What do you do- just pay more to buy at a big box web site you have shopped at before? Smart shoppers can still get good deals at small business sites by using these tips to weed out fake ones.
- Check the About page: does it seem like template or canned text? Does it have real background information about the company, such as what year they launched and where they are located?
- Call their phone number: most small business don’t use complicated numeric menu phone systems but even those that do should have a pretty quick path to a representative. Speak with a person and ask where their office is, and where they ship from. Ask how the company got their name- simple questions legitimate employees should be able to answer.
- Google and verify their address: fake web sites will often still use a real address to appear legitimate. We recently came across one web site that used the address of a shopping mall in Tennessee. When we checked the directory for that mall online, and called the mall customer service, the store did not exist. That was a big red flag.
- Check out various pages on the web site. The same site had a blog link on their home page. When we clicked it, it had one article which said with the title “Your first blog post!” and the content began “Welcome to your blog!”. This template text that came with their original web site design was a dead giveaway that whoever set up the site was not a real business.
- If the price is too good to be true, it might just be. We found a site selling 50” brand name LCDs for $150.00, and Google Nest Hub Max systems brand new for $50 less than Google or other major retailers. This does not mean you cannot find great prices at small business web sites. Inventory can be legitimately acquired by these businesses due to liquidation or other methods. However consumer psychology studies have shown we as consumers tend to let our guard down when shopping if the price is really good. We are less likely to notice red flags if the offer just seems too good to pass up. So if you spot a great deal, follow the above tips to have confidence you will receive what you ordered.
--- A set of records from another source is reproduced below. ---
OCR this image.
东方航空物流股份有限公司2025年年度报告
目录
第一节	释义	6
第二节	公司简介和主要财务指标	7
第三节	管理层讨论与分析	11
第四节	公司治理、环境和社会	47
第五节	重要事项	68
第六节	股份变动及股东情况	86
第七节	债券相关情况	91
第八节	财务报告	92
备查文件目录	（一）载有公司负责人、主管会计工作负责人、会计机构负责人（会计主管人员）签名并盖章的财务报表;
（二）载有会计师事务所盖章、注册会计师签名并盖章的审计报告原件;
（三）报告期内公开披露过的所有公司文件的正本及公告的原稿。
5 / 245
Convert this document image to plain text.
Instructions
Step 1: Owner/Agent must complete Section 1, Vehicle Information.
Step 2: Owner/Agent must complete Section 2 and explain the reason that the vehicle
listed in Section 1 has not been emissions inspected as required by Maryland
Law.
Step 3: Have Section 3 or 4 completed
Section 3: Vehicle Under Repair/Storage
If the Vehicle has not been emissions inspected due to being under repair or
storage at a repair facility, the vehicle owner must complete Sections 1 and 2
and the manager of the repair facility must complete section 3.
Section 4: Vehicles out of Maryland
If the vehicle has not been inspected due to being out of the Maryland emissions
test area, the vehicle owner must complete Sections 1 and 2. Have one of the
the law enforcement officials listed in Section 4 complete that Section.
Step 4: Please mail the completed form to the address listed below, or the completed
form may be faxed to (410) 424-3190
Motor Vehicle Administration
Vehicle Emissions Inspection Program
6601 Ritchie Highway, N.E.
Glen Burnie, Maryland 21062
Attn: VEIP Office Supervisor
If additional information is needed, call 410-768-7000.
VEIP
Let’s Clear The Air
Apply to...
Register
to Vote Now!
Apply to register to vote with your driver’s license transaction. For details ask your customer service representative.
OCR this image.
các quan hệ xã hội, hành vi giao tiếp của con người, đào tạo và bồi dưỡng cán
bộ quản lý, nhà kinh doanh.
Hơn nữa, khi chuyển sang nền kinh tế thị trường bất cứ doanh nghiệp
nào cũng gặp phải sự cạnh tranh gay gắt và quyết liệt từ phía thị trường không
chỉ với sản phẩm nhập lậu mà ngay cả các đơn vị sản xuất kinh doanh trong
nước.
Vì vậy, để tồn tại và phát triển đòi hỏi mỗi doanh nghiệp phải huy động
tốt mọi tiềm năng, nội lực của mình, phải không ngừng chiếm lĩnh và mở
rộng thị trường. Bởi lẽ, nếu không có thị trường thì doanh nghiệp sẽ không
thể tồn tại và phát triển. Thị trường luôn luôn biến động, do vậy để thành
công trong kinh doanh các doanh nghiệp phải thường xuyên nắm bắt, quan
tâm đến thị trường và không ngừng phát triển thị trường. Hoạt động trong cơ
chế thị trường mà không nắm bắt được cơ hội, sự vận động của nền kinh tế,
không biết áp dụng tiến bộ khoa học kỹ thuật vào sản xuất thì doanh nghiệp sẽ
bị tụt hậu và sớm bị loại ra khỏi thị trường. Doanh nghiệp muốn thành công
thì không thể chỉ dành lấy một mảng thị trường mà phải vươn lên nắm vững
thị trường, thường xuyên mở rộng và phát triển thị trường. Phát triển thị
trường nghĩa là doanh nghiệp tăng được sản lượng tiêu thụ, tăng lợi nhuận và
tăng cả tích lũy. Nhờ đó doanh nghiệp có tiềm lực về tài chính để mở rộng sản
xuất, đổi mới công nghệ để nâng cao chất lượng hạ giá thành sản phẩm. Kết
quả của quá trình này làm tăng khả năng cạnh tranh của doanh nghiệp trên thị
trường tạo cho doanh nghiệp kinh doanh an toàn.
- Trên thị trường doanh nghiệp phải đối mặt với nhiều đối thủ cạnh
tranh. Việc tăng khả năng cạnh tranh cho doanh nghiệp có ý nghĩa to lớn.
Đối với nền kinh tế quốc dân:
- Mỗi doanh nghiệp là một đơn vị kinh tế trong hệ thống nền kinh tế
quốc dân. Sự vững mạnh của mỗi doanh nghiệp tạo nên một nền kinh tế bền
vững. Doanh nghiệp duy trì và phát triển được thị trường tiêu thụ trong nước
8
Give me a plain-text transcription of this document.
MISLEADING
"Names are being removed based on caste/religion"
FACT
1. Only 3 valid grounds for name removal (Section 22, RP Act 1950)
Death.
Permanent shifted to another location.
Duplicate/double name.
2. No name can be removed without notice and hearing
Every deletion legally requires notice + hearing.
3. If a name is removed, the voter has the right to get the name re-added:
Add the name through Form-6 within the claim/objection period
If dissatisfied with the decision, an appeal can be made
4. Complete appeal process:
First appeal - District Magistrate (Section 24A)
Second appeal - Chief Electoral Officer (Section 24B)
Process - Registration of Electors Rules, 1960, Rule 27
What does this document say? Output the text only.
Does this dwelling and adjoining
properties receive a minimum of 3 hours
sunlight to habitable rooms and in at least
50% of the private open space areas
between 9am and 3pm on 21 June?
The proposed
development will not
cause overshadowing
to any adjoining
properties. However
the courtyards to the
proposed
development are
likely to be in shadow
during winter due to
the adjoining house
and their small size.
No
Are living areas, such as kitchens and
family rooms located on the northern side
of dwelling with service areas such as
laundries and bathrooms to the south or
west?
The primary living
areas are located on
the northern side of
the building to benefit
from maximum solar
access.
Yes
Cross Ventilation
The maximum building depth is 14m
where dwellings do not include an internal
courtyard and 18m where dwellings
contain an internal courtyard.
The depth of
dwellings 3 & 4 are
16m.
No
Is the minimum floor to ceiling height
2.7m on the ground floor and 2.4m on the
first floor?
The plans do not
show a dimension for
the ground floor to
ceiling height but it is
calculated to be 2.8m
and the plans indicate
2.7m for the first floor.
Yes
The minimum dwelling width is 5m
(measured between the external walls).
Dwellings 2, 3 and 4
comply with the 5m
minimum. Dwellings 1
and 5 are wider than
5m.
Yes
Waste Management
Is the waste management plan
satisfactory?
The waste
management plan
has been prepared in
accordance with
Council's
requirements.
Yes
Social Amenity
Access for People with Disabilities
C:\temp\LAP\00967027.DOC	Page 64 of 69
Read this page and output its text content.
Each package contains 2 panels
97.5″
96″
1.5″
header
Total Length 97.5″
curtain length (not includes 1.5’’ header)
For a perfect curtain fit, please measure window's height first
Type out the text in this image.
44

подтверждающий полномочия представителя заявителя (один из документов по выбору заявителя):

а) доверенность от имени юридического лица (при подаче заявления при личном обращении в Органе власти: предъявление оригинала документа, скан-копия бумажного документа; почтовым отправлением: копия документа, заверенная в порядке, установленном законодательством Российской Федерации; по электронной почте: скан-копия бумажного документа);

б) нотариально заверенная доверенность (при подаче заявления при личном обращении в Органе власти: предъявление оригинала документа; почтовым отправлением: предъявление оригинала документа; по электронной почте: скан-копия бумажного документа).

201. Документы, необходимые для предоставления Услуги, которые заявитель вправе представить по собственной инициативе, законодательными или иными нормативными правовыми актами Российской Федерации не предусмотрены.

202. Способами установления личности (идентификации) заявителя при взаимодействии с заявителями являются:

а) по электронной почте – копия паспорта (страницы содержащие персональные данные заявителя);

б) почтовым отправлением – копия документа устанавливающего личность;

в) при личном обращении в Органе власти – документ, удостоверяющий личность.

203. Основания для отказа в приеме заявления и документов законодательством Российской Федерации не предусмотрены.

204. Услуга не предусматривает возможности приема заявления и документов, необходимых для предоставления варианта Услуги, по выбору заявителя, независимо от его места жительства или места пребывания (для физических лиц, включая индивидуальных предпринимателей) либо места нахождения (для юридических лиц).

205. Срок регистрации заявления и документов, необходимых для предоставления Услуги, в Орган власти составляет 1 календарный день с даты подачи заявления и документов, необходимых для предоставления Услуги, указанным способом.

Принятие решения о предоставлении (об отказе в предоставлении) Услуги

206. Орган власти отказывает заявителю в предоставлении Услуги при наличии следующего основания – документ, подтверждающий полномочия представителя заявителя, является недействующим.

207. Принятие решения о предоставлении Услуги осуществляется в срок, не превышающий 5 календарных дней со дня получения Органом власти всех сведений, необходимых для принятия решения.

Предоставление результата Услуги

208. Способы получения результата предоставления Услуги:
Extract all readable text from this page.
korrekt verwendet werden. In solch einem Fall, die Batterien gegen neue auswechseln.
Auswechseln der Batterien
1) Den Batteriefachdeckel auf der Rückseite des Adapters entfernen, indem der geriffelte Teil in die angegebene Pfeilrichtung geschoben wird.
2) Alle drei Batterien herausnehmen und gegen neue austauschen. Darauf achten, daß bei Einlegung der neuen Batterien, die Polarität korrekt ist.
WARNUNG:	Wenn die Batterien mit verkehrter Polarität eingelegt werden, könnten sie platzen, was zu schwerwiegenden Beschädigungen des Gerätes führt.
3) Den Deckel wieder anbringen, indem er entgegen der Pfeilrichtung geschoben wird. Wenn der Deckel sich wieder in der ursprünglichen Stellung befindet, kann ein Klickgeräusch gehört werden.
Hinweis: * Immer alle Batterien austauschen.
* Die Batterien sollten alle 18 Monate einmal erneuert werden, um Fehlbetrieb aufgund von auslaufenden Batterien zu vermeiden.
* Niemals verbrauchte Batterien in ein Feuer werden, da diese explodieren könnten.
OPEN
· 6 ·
Getting your credit card information stolen is not just a matter of having to call your bank and have them reverse charges. It also means you have to get a new card- and anyone who uses autopay for bills knows how much of a hassle having to update your card number across the board can be. It is also a gateway for getting your identity stolen. Credit card thieves will use your name, address, and credit card number to find other information about you online and try to open various types of accounts in your name.
This holiday season you can get great deals but still shop safe.